Journal of Physical Chemistry B, Vol.101, No.25, 4992-4997, 1997
Static Frictional Forces at Crystalline Interfaces
A statistical thermodynamic description of the atomic force microscope is developed and used to compute the force of static friction for a single-atom tip on a hexagonal close-packed substrate surface under constant load in vacuum. The substrate atoms are taken to be independent isotropic harmonic oscillators, and the tip-substrate interaction is taken to be Lennard-Jones (12,6). Movement of the tip is treated as a quasistatic (reversible) process. The force of static friction (i.e., the maximum of the component of the force parallel to the direction of movement of the tip) is computed by the Monte Carlo technique for several crystallographic directions (paths) and found to be strongly anisotropic.
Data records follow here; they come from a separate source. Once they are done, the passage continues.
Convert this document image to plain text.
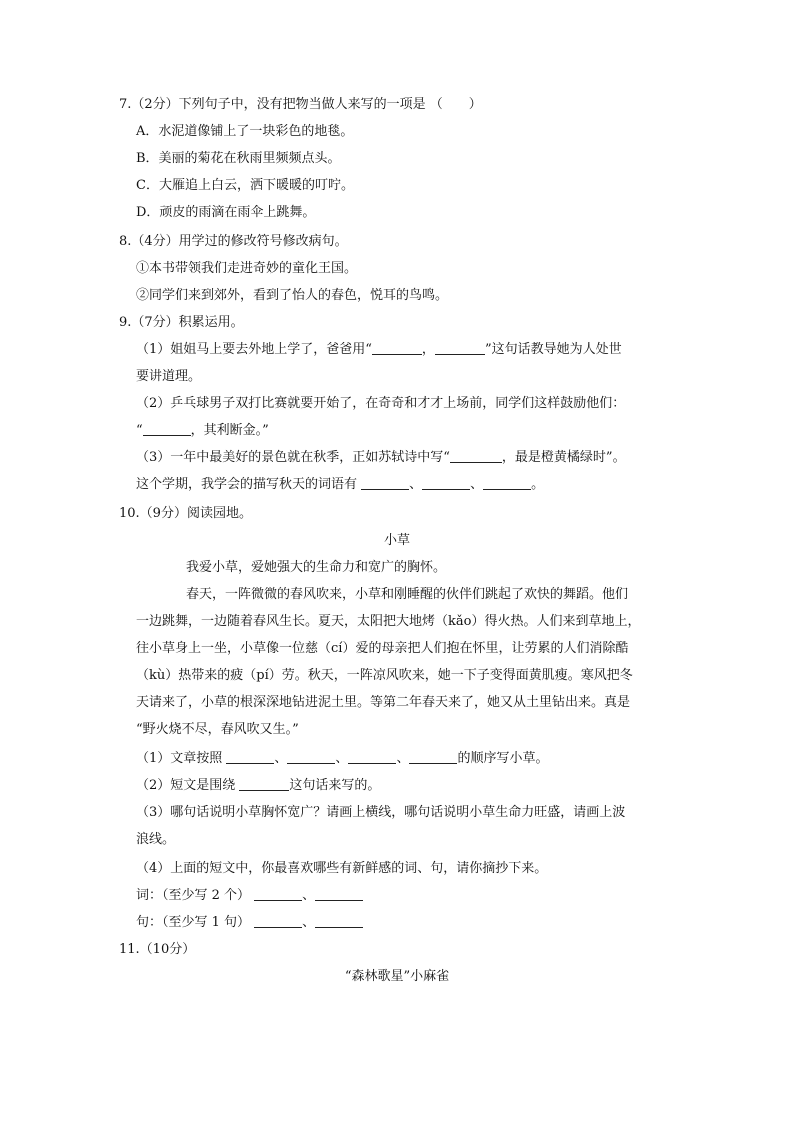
7.（2分）下列句子中，没有把物当做人来写的一项是 （　　）
A．水泥道像铺上了一块彩色的地毯。
B．美丽的菊花在秋雨里频频点头。
C．大雁追上白云，洒下暖暖的叮咛。
D．顽皮的雨滴在雨伞上跳舞。
8.（4分）用学过的修改符号修改病句。
①本书带领我们走进奇妙的童化王国。
②同学们来到郊外，看到了怡人的春色，悦耳的鸟鸣。
9.（7分）积累运用。
（1）姐姐马上要去外地上学了，爸爸用“	，	”这句话教导她为人处世
要讲道理。
（2）乒乓球男子双打比赛就要开始了，在奇奇和才才上场前，同学们这样鼓励他们：
“	，其利断金。”
（3）一年中最美好的景色就在秋季，正如苏轼诗中写“	，最是橙黄橘绿时”。
这个学期，我学会的描写秋天的词语有	、	、	。
10.（9分）阅读园地。
小草
我爱小草，爱她强大的生命力和宽广的胸怀。
春天，一阵微微的春风吹来，小草和刚睡醒的伙伴们跳起了欢快的舞蹈。他们
一边跳舞，一边随着春风生长。夏天，太阳把大地烤（kǎo）得火热。人们来到草地上，
往小草身上一坐，小草像一位慈（cí）爱的母亲把人们抱在怀里，让劳累的人们消除酷
（kù）热带来的疲（pí）劳。秋天，一阵凉风吹来，她一下子变得面黄肌瘦。寒风把冬
天请来了，小草的根深深地钻进泥土里。等第二年春天来了，她又从土里钻出来。真是
“野火烧不尽，春风吹又生。”
（1）文章按照	、	、	、	的顺序写小草。
（2）短文是围绕	这句话来写的。
（3）哪句话说明小草胸怀宽广？请画上横线，哪句话说明小草生命力旺盛，请画上波
浪线。
（4）上面的短文中，你最喜欢哪些有新鲜感的词、句，请你摘抄下来。
词：（至少写 2 个）	、
句：（至少写 1 句）	、
11.（10分）
“森林歌星”小麻雀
The frictional force is minimum along a particular path where rows of substrate atoms form a "groove"; it is up to 2 orders of magnitude greater for the path perpendicular to the groove. The dependence of the frictional force on the hardness of the substrate (as measured by the force constant of the substrate harmonic potential) and on temperature was examined for these two extreme paths. For hard substrates the frictional force is nearly linear with load, As the substrate gets softer, or as the temperature increases at fixed hardness, the frictional force declines, The results of the computations are correlated with recent experimental observations on the sliding of nanocrystals of MoO3 over an MoS2 substrate.